It turns out that four months ago the freelance journalist Trent Lapinski received the order, for an On-Line, of writing an article about MySpace.
After he fulfill the researches and done the interviews, the owner of the Online newspaper (names have not been revealed) received News Corp’s threats. (Current owner of MySpace, of property of Ruphert Murdoch) that inquire not to publish the investigation, for being totally groundless.
So the On-line, to avoid any problem, did not publish the article. A few days ago, having recovered his author’s copyright, Trent Lapinski decided to publish his research in Walleywag, becoming cover in Digg and which affirmations we finished with few big signs of interrogation:
1. MySpace is not a viral success: MySpace was created by the eUniverse company (the one who later changed their name to Intermix Media). EUniverse had more than 50 millions emails in their databases, as well as more than 18 million monthly users in their web.
2. MySpace.com is Spam 2.0: MySpace is a whole marketing tool and marketing control, where the users constant receive advertisement and messages from individuals who are added to their list of “friends” (these are more potential clients, consumers or witnesses of the MySpace success).
3. Tom Anderson is not the creator of MySpace: Most users of MySpace believe that Tom Anderson created it in a garage, this is false.

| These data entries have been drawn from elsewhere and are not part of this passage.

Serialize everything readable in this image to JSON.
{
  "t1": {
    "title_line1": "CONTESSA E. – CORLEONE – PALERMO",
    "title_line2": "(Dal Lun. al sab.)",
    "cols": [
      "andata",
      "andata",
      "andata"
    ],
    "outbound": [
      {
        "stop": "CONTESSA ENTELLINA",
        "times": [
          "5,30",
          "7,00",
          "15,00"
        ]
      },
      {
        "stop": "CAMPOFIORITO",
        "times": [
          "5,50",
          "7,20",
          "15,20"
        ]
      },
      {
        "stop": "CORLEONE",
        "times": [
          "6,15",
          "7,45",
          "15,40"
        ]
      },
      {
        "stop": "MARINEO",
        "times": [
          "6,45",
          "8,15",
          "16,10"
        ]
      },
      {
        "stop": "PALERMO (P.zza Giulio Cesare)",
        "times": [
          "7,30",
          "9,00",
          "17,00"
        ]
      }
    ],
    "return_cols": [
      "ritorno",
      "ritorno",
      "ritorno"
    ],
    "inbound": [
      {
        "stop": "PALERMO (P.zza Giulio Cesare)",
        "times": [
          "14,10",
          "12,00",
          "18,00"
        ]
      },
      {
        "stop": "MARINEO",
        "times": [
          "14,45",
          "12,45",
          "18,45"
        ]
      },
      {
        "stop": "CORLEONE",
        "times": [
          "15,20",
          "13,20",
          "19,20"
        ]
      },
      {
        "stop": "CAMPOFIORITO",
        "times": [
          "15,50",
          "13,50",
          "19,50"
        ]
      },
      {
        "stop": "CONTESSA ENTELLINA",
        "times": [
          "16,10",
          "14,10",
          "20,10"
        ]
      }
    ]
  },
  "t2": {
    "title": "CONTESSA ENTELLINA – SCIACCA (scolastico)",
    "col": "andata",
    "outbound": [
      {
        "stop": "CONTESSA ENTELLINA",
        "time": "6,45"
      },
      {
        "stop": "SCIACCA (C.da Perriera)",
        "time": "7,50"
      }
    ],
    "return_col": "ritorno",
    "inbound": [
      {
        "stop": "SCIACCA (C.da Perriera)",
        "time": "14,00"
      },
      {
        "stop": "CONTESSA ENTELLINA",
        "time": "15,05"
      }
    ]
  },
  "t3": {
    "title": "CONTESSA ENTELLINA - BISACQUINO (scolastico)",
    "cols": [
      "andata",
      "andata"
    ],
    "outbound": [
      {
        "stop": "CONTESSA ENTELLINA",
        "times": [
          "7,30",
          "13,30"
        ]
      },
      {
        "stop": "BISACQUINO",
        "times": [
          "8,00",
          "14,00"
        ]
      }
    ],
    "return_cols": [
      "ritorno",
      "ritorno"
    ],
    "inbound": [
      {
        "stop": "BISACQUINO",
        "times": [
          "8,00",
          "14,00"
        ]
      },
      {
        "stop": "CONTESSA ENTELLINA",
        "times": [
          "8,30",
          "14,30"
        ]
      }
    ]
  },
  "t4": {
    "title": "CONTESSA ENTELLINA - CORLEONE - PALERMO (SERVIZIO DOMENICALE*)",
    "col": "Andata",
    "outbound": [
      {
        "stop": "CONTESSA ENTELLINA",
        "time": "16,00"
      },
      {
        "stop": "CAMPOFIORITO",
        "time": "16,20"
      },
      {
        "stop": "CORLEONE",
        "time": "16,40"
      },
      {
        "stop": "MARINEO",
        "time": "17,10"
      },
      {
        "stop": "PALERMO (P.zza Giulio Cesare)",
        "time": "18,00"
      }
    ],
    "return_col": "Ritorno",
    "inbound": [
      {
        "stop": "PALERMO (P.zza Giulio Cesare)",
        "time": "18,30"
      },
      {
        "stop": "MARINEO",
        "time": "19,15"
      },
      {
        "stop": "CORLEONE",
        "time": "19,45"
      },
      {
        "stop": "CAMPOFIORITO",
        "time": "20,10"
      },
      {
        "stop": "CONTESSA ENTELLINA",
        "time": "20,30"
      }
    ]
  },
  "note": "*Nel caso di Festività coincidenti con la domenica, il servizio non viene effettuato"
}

Tom Andernson is a user who is added after they created an account and he was hired by the company. The department of public relations invented the history of his creator to be molded to the tastes of the objective public.
4. The CEO of MySpace, Chris DeWolfe, has a past related to spam.
5. MySpace was a direct assault to Friendster.com: The main figures in MySpace’s development have an account in Friendster. The CEO of MySpace, Chris DeWolfe has been a member of Friendster until June, 2003 (MySpace was conceived in August, 2003).
In my opinion, MySpace has more merits to base their voracious growth that spam, even when these affirmations left the doubt.